Does anyone know if there's a bare metal version of the USB code kcuzner created for the Teensy 3.2?
This is his code, right? Looks about as bare metal as you can get.
https://github.com/kcuzner/teensy-oscilloscope/blob/master/scope-teensy/src/usb.c
I've been looking at the Paul's core code and it's too complex to figure out what I need as a bare minimum (still looking at it).
The basic idea is the USB hardware responds to the tokens from the USB host by read/writing your buffers. You have give to the hardware your buffers in advance, via the BDT table.

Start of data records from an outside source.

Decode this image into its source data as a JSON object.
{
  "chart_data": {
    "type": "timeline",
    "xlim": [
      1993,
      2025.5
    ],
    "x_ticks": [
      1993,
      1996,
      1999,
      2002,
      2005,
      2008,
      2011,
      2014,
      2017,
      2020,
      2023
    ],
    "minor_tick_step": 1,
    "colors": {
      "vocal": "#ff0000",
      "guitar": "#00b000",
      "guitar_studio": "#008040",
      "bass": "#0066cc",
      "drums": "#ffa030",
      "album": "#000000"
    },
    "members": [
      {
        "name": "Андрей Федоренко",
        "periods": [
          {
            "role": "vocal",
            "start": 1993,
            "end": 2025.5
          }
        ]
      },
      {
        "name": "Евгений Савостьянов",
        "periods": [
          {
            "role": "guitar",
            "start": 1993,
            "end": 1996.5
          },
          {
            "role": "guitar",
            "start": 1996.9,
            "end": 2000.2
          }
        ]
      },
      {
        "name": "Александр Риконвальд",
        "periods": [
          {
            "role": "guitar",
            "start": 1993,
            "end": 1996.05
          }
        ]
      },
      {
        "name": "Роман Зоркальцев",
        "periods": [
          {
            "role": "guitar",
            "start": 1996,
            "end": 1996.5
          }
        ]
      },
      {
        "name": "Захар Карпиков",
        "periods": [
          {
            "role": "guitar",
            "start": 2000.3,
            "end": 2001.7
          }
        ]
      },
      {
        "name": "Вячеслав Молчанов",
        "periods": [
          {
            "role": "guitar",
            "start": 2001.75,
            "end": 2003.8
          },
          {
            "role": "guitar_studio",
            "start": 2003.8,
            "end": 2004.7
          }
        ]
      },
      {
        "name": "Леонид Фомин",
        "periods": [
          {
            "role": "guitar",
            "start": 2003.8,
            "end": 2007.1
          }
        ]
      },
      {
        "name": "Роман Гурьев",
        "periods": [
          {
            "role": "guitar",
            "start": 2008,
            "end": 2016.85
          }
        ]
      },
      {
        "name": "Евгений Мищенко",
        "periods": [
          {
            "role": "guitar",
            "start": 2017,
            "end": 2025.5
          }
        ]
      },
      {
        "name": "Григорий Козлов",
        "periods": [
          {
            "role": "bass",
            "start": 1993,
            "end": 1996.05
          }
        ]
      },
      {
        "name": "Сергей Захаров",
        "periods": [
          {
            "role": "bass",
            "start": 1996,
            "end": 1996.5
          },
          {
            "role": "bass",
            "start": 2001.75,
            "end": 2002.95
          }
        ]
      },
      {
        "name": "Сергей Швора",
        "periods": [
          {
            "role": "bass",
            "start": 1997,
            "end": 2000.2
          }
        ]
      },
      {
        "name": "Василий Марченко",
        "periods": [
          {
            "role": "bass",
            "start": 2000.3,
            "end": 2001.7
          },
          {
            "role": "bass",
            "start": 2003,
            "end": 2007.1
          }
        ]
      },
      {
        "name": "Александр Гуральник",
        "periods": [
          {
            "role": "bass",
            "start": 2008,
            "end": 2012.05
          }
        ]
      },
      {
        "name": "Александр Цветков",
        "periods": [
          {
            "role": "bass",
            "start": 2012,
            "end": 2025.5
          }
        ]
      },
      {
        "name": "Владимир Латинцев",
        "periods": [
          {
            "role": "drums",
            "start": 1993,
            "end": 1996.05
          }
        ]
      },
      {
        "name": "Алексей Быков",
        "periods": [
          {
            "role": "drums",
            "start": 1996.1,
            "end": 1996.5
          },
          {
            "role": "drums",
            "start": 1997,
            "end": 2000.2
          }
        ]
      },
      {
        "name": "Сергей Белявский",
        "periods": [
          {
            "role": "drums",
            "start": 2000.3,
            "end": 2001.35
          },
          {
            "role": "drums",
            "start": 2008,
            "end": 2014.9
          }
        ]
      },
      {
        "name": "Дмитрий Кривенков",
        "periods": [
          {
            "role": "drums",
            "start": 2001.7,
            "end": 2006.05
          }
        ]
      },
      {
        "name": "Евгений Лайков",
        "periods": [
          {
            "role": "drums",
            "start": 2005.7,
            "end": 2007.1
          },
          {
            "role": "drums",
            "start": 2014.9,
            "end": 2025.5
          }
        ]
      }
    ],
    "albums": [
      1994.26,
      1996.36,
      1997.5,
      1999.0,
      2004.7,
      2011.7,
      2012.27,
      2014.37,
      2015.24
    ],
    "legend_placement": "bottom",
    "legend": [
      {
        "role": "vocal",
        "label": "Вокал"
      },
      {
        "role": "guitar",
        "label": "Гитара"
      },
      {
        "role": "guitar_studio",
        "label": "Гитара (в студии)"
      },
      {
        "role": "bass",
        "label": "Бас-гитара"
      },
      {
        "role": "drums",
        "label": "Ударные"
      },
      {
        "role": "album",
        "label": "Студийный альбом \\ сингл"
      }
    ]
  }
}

Then it gives you interrupts to tell you when it's used the buffers, and you have to give the hardware more buffers, and of course actually do something with ones it has finished using.
If you're used to thinking of code as a reactionary model, where the hardware gives you an interrupt and then your code does the work of moving data, perhaps this model of setting up buffers in advance can seem complex. But this is the way modern high performance DMA-based peripherals work.
Perhaps a bare minimum would use just two buffers per endpoint. Or maybe even just 1 buffer. The BDT is set up for ping-pong with 2 pointers, so 2 buffers might be simpler than 1.
But the key to good USB performance is always having a buffer ready to receive data when the host sends the OUT token, or having a buffer filled with data ready to go when the host sends the IN token. USB host controllers tend to be quite bursty in their access, where (with bulk & control) you tend to be rewarded immediately with another IN or OUT token if you were ready for the last one, and then as soon as you don't have a buffer ready the hardware replies with a NAK token. The host controller usually moves on to other devices or enters a brief idle pause, so you *really* hurt performance if you're ever not ready. The host controller also spends a chunk of each frame servicing isochronous & interrupt endpoints. If your application is generating or consuming data quickly, the key to performance involves buffering up enough during those quiet times so you can always have buffers ready to go in the BDT slots during those times of rapid IN-ACK / OUT-ACK sequences.
My USB code has quite a lot of work invested in achieving those performance goals. Maybe you'll manage something just as good with whatever "bare minimum" ends up looking like, but I'd put the odds performance will likely suffer.